Last year, Mayor Jenny Durkan set a goal of hiring 125 new police officers and curbing the attrition rate to achieve a net gain of 35 officers. So far, those rosy projections don’t seem to materialize.
“The council allocated enough money in the SPD’s 2022 budget to hire 125 new officers, but they’ve only hired 13 so far this year,” Nelson said. “Meanwhile, officers continue to part ways with the department. This disastrous trend will leave a projected $4.1 million in unspent funds by the end of the year, and I believe the best focus of that money is on recruiting incentives and support.
By contrast, Herbold argued that the link between one-time hiring incentives and an increase in police recruitment is inconclusive and that the city should focus on replenishing all critical positions, not only to the police.
“My work with the mayor’s office on this has been focused on doing something to address the recruitment issues now, not just for police hiring, but also for critical but hard to fill municipal jobs. such as carpenters, truck drivers and civil engineers,” Herbold said in a prepared statement. “A report released by the executive indicates that traditional hiring bonuses have a ‘limited impact on retention’ and have ‘potential inherent disadvantages and equity issues for employer and employees.’ Councilman Nelson’s resolution gives the SPD time to develop a staffing incentive program that may or may not end up including traditional hiring bonuses; we won’t know until we get a proposal from the executive. I look forward to reviewing it when delivered by the executive.
While previous meetings on the topic of hiring incentives had heated up, the mayor’s office described the collaboration as fruitful.
“These two thoughtful proposals complement each other,” Mayor Harrell said. “In the short term, Councilmember Herbold’s order directs the city’s human resources department to develop a policy to provide relocation benefits for a broader range of citywide positions that are difficult to hire, priority being given to the police. The Seattle Police Department would have access to $650,000 in salary savings to pay relocation benefits for Seattle Police Department (SPD) officers and to hire an SPD recruiter to attract qualified professionals to Seattle. Councilman Nelson intends to propose a friendly amendment to the ordinance, which would increase the SPD’s publicity and outreach budget by $350,000, as well as support the police chief’s national search process.
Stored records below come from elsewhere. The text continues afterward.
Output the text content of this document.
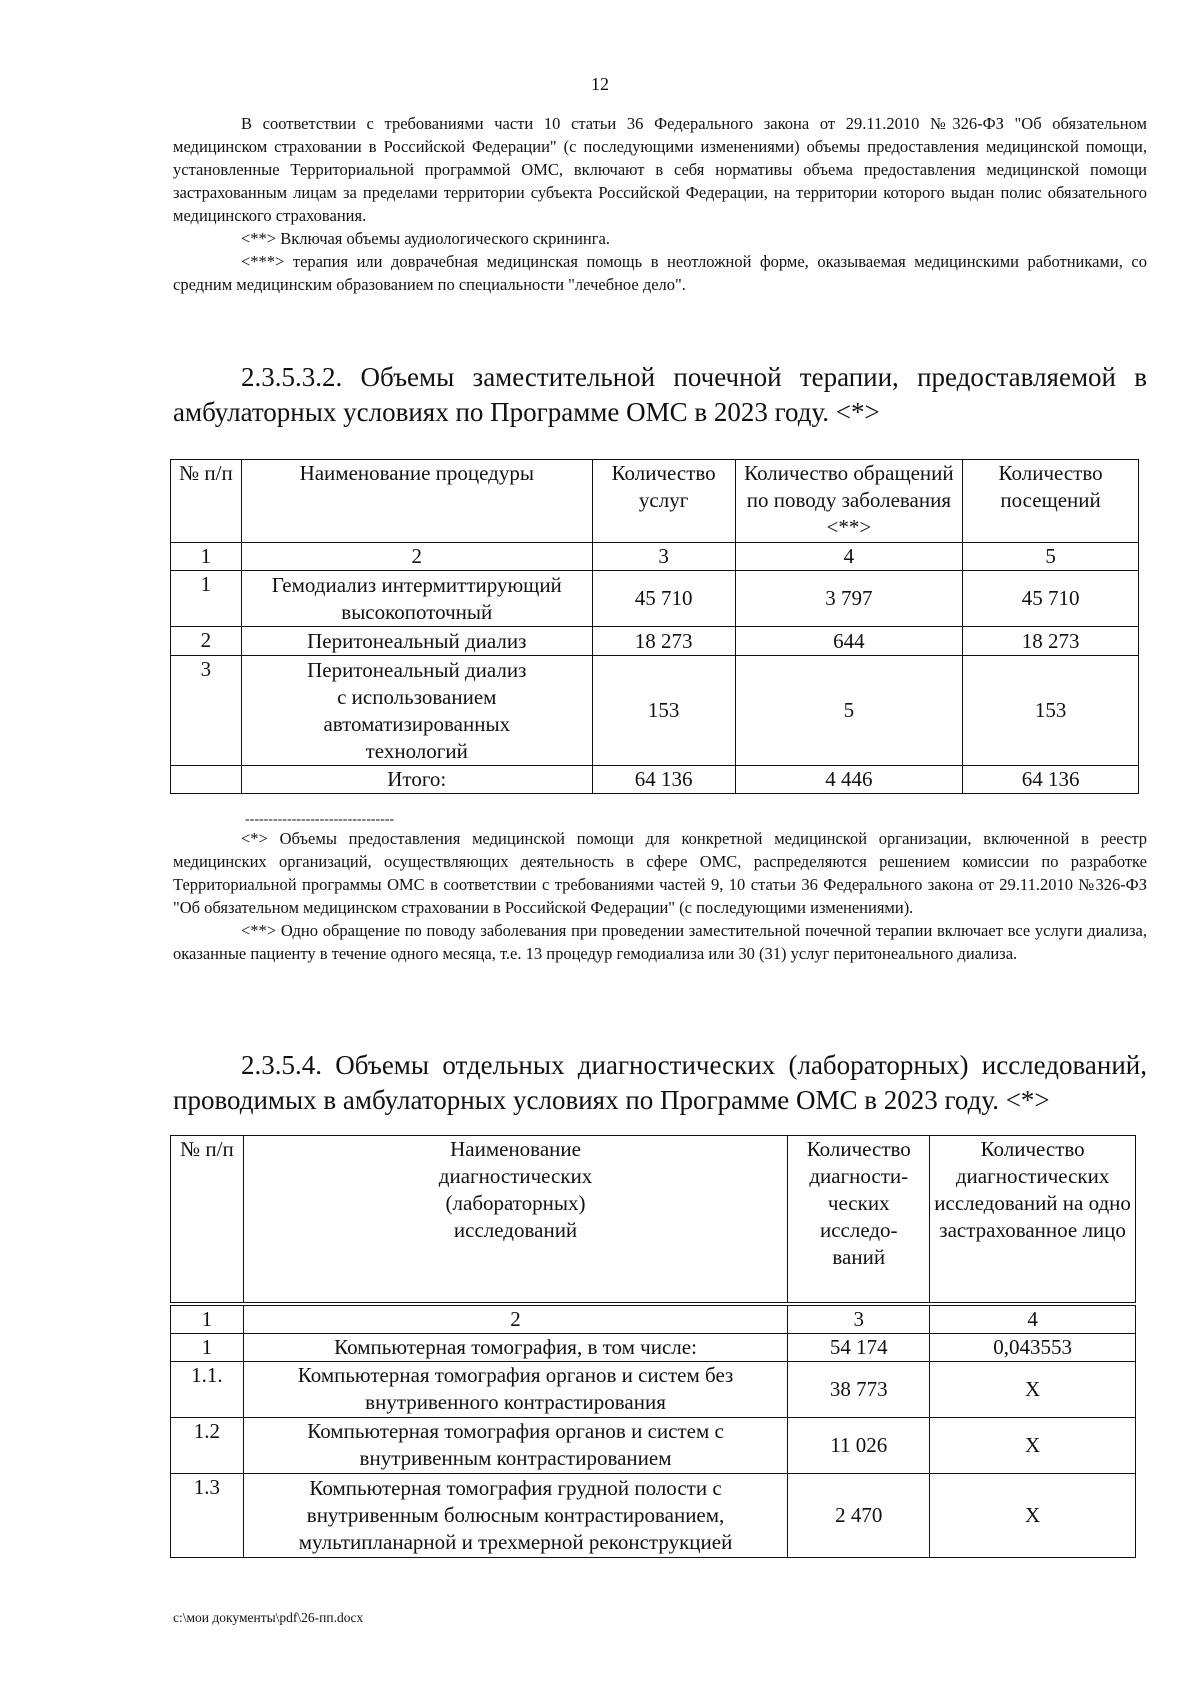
12

В соответствии с требованиями части 10 статьи 36 Федерального закона от 29.11.2010 №326-ФЗ "Об обязательном медицинском страховании в Российской Федерации" (с последующими изменениями) объемы предоставления медицинской помощи, установленные Территориальной программой ОМС, включают в себя нормативы объема предоставления медицинской помощи застрахованным лицам за пределами территории субъекта Российской Федерации, на территории которого выдан полис обязательного медицинского страхования.

<**> Включая объемы аудиологического скрининга.

<***> терапия или доврачебная медицинская помощь в неотложной форме, оказываемая медицинскими работниками, со средним медицинским образованием по специальности "лечебное дело".

2.3.5.3.2. Объемы заместительной почечной терапии, предоставляемой в амбулаторных условиях по Программе ОМС в 2023 году. <*>

№ п/п	Наименование процедуры	Количество услуг	Количество обращений по поводу заболевания <**>	Количество посещений
1	2	3	4	5
1	Гемодиализ интермиттирующий высокопоточный	45 710	3 797	45 710
2	Перитонеальный диализ	18 273	644	18 273
3	Перитонеальный диализ с использованием автоматизированных технологий	153	5	153
	Итого:	64 136	4 446	64 136
--------------------------------

<*> Объемы предоставления медицинской помощи для конкретной медицинской организации, включенной в реестр медицинских организаций, осуществляющих деятельность в сфере ОМС, распределяются решением комиссии по разработке Территориальной программы ОМС в соответствии с требованиями частей 9, 10 статьи 36 Федерального закона от 29.11.2010 №326-ФЗ "Об обязательном медицинском страховании в Российской Федерации" (с последующими изменениями).

<**> Одно обращение по поводу заболевания при проведении заместительной почечной терапии включает все услуги диализа, оказанные пациенту в течение одного месяца, т.е. 13 процедур гемодиализа или 30 (31) услуг перитонеального диализа.

2.3.5.4. Объемы отдельных диагностических (лабораторных) исследований, проводимых в амбулаторных условиях по Программе ОМС в 2023 году. <*>

№ п/п	Наименование диагностических (лабораторных) исследований	Количество диагности-ческих исследо-ваний	Количество диагностических исследований на одно застрахованное лицо
1	2	3	4
1	Компьютерная томография, в том числе:	54 174	0,043553
1.1.	Компьютерная томография органов и систем без внутривенного контрастирования	38 773	X
1.2	Компьютерная томография органов и систем с внутривенным контрастированием	11 026	X
1.3	Компьютерная томография грудной полости с внутривенным болюсным контрастированием, мультипланарной и трехмерной реконструкцией	2 470	X
c:\мои документы\pdf\26-пп.docx
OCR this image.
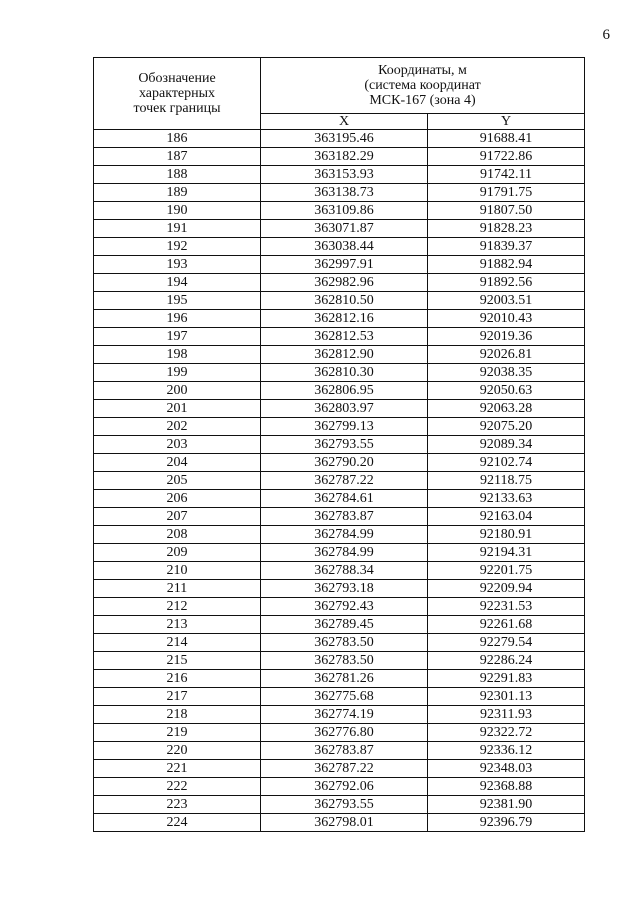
6
Обозначение
характерных
точек границы	Координаты, м
(система координат
МСК-167 (зона 4)	
	X	Y
186	363195.46	91688.41
187	363182.29	91722.86
188	363153.93	91742.11
189	363138.73	91791.75
190	363109.86	91807.50
191	363071.87	91828.23
192	363038.44	91839.37
193	362997.91	91882.94
194	362982.96	91892.56
195	362810.50	92003.51
196	362812.16	92010.43
197	362812.53	92019.36
198	362812.90	92026.81
199	362810.30	92038.35
200	362806.95	92050.63
201	362803.97	92063.28
202	362799.13	92075.20
203	362793.55	92089.34
204	362790.20	92102.74
205	362787.22	92118.75
206	362784.61	92133.63
207	362783.87	92163.04
208	362784.99	92180.91
209	362784.99	92194.31
210	362788.34	92201.75
211	362793.18	92209.94
212	362792.43	92231.53
213	362789.45	92261.68
214	362783.50	92279.54
215	362783.50	92286.24
216	362781.26	92291.83
217	362775.68	92301.13
218	362774.19	92311.93
219	362776.80	92322.72
220	362783.87	92336.12
221	362787.22	92348.03
222	362792.06	92368.88
223	362793.55	92381.90
224	362798.01	92396.79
Mayor Harrell was concerned that officers felt unwelcome and unsupported in Seattle, which several former employees indicated during exit interviews. It is difficult to quantify feelings of alienation and underappreciation. However, if money talks, most officers are well supported. The median gross salary topped $152,000 for SPD officers in 2019, far outpacing most other public employees, and 374 officers earned more than $200,000 in gross pay that year, according to analysis by Seattle. Times.
“We know that it is not possible to achieve incentives alone to achieve national best practice staffing levels for SPD. Progress requires a holistic effort rooted in our shared commitment to making it a place where agents feel welcome and supported – and where everything neighbors feel safe,” Mayor Harrell said in a statement. “I hope that between the efforts of these two Council members and following vigorous political debate, we can work together towards what we all seek: a safe and healthy Seattle.”
“People are dying! Council Member Nelson added in committee.